BOSSES at an energy giant are finally set to meet with residents angered by a compensation offer after a power surge struck their homes.
Around 50 houses on the Headland were hit when the theft of wiring at the Wells Street sub-station blew any electrical items that were plugged in.
Residents were left angered by the offer of £200 compensation from Northern Powergrid, because they say it will cost thousands to replace the items.
The energy giant said it was not liable but offered the payment as a goodwill gesture.
Hartlepool MP Iain Wright agreed to fight the residents’ corner and speaking at a recent residents’ meeting at the Headland Social Club revealed they had agreed to attend a public meeting.
That is expected to take place on a Friday teatime later this month at the Borough Hall, with the exact time and date yet to be confirmed.
Community leaders say it is a step in the right direction.
Mr Wright attended the meeting alongside Labour councillors for the Headland and Harbour ward, Robbie Payne, Peter Jackson and Jim Ainslie.
Coun Ainslie said: “This is a positive step forward and people are very keen to resolve this issue.
“We are hopeful the public meeting will be arranged for later this month to give people, their customers, the chance to air their grievances.
“We have requested that residents write their questions down before the meeting so it can be structured and constructive as possible.
“People want to be reassured.”
Questions can be submitted through the letterbox of the Parish Council buildings, in Middlegate, on the Headland.
Coun Ainslie added that representatives from the energy giant could also meet residents on a one to one basis before the public meeting.
One of those affected was Derek Harrison, 67, of Northgate, who suffered £1,500 worth of damage including to his washing machine, microwave, LED 32” television, DVD recorder, laptop and stereo.
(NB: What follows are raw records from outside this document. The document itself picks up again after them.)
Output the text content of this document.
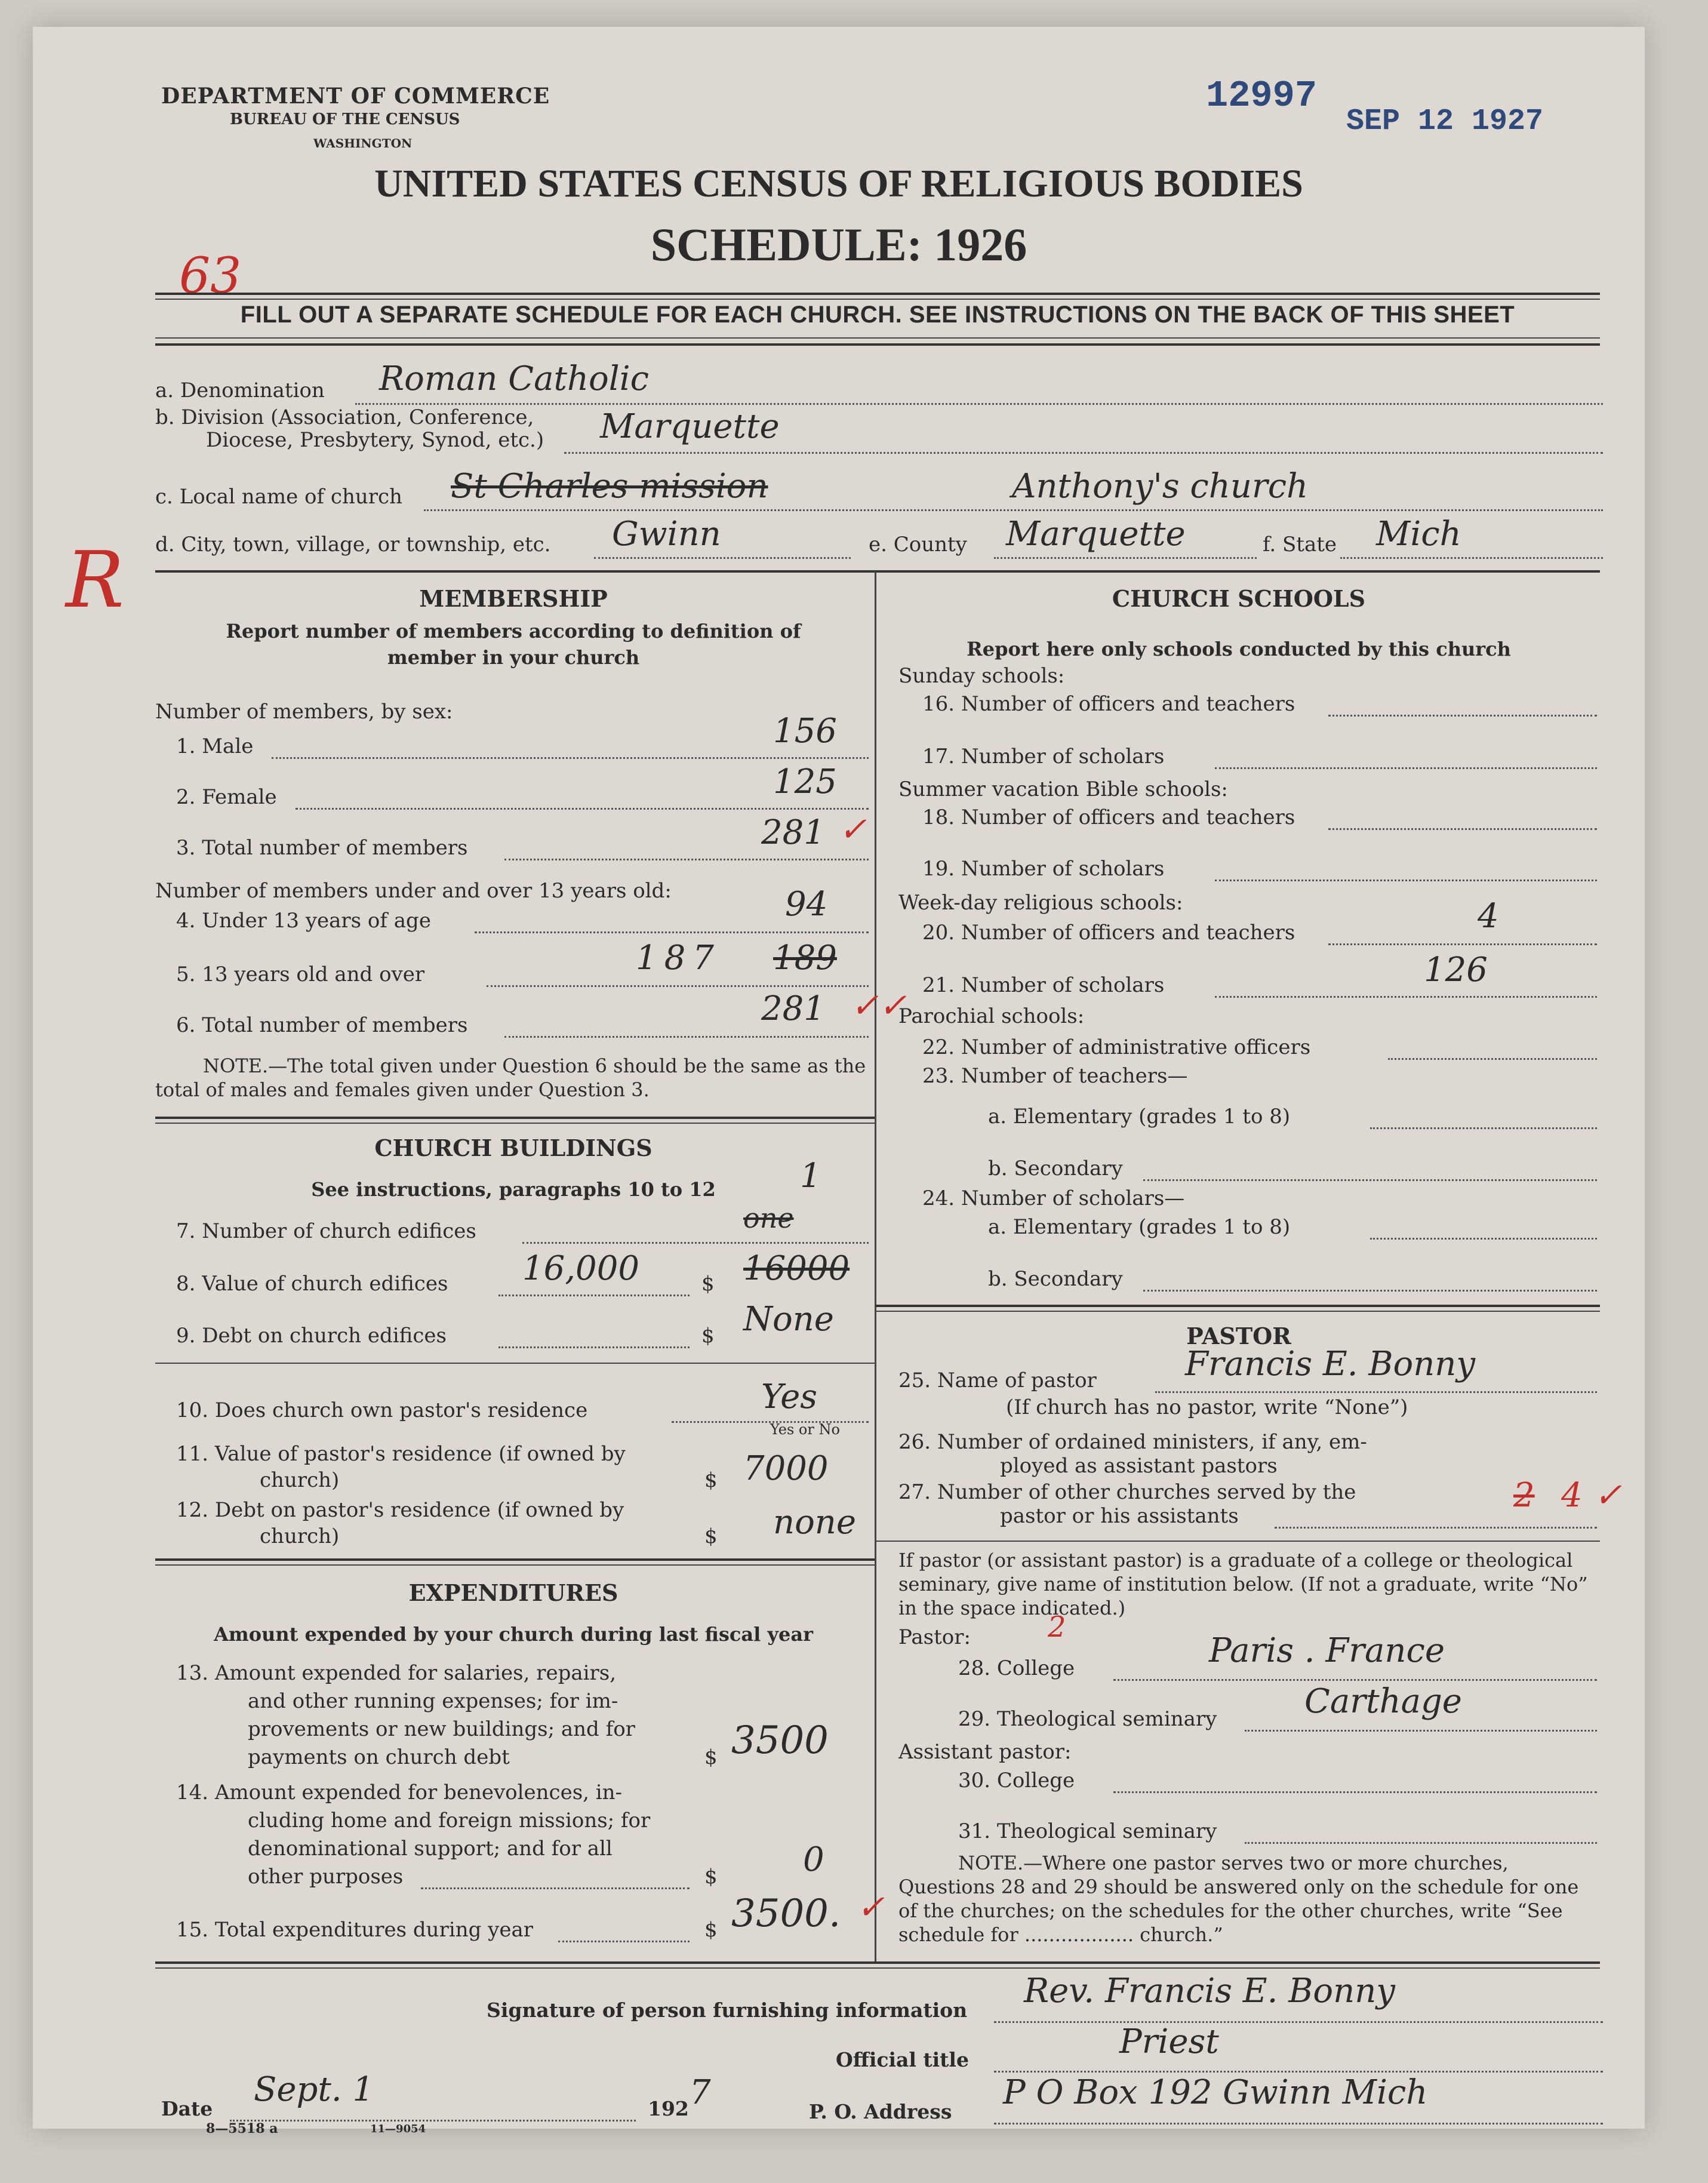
DEPARTMENT OF COMMERCE
BUREAU OF THE CENSUS
WASHINGTON
12997
SEP 12 1927
UNITED STATES CENSUS OF RELIGIOUS BODIES
SCHEDULE: 1926
63
R
FILL OUT A SEPARATE SCHEDULE FOR EACH CHURCH. SEE INSTRUCTIONS ON THE BACK OF THIS SHEET
a. Denomination Roman Catholic
b. Division (Association, Conference,
Diocese, Presbytery, Synod, etc.) Marquette
c. Local name of church St Charles mission	Anthony's church
d. City, town, village, or township, etc. Gwinn	e. County Marquette	f. State Mich
MEMBERSHIP
Report number of members according to definition of member in your church
Number of members, by sex:
1. Male	156
2. Female	125
3. Total number of members	281 ✓
Number of members under and over 13 years old:
4. Under 13 years of age	94
5. 13 years old and over	187 189
6. Total number of members	281 ✓✓
NOTE.—The total given under Question 6 should be the same as the total of males and females given under Question 3.
CHURCH BUILDINGS
See instructions, paragraphs 10 to 12	1
7. Number of church edifices	one
8. Value of church edifices	$
16,000	16000
9. Debt on church edifices	$ None
10. Does church own pastor's residence	Yes
Yes or No
11. Value of pastor's residence (if owned by
church)	$ 7000
12. Debt on pastor's residence (if owned by
church)	$ none
EXPENDITURES
Amount expended by your church during last fiscal year
13. Amount expended for salaries, repairs,
and other running expenses; for im-
provements or new buildings; and for
payments on church debt	$ 3500
14. Amount expended for benevolences, in-
cluding home and foreign missions; for
denominational support; and for all
other purposes	$	0
15. Total expenditures during year	$ 3500. ✓
CHURCH SCHOOLS
Report here only schools conducted by this church
Sunday schools:
16. Number of officers and teachers
17. Number of scholars
Summer vacation Bible schools:
18. Number of officers and teachers
19. Number of scholars
Week-day religious schools:
20. Number of officers and teachers	4
21. Number of scholars	126
Parochial schools:
22. Number of administrative officers
23. Number of teachers—
a. Elementary (grades 1 to 8)
b. Secondary
24. Number of scholars—
a. Elementary (grades 1 to 8)
b. Secondary
PASTOR
25. Name of pastor	Francis E. Bonny
(If church has no pastor, write “None”)
26. Number of ordained ministers, if any, em-
ployed as assistant pastors
27. Number of other churches served by the
pastor or his assistants
2 4 ✓
If pastor (or assistant pastor) is a graduate of a college or theological seminary, give name of institution below. (If not a graduate, write “No” in the space indicated.)
Pastor:	2
28. College	Paris . France
29. Theological seminary	Carthage
Assistant pastor:
30. College
31. Theological seminary
NOTE.—Where one pastor serves two or more churches, Questions 28 and 29 should be answered only on the schedule for one of the churches; on the schedules for the other churches, write “See schedule for .................. church.”
Signature of person furnishing information Rev. Francis E. Bonny
Official title	Priest
Date Sept. 1	192 7	P. O. Address P O Box 192 Gwinn Mich
8—5518 a	11—9054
Mr Harrison, a retired fisherman, added: “We feel we have been treated very badly and just pushed to one side.”
Power company bosses have previously said they understand the disruption and damage caused by the metal thieves – but say no liability rests with them.
A Northern Powergrid spokesman has previously told the Mail: “We want to reassure our customers that we understand the disruption and damage caused by this incident of metal theft from our Hartlepool Throston substation.
“We do believe we have a moral obligation to support our customers during this difficult time despite the fact that the damage is due to third party interference and no liability rests with us.
“We are always happy to meet with residents to explain this in more detail.”
The power surge happened on March 25 at around 8pm after the metal theft at the Throston sub-station, which supplies about 500 homes.
Information can be provided to Hartlepool Police on 101, and passed anonymously via Crimestoppers on 0800 555 111.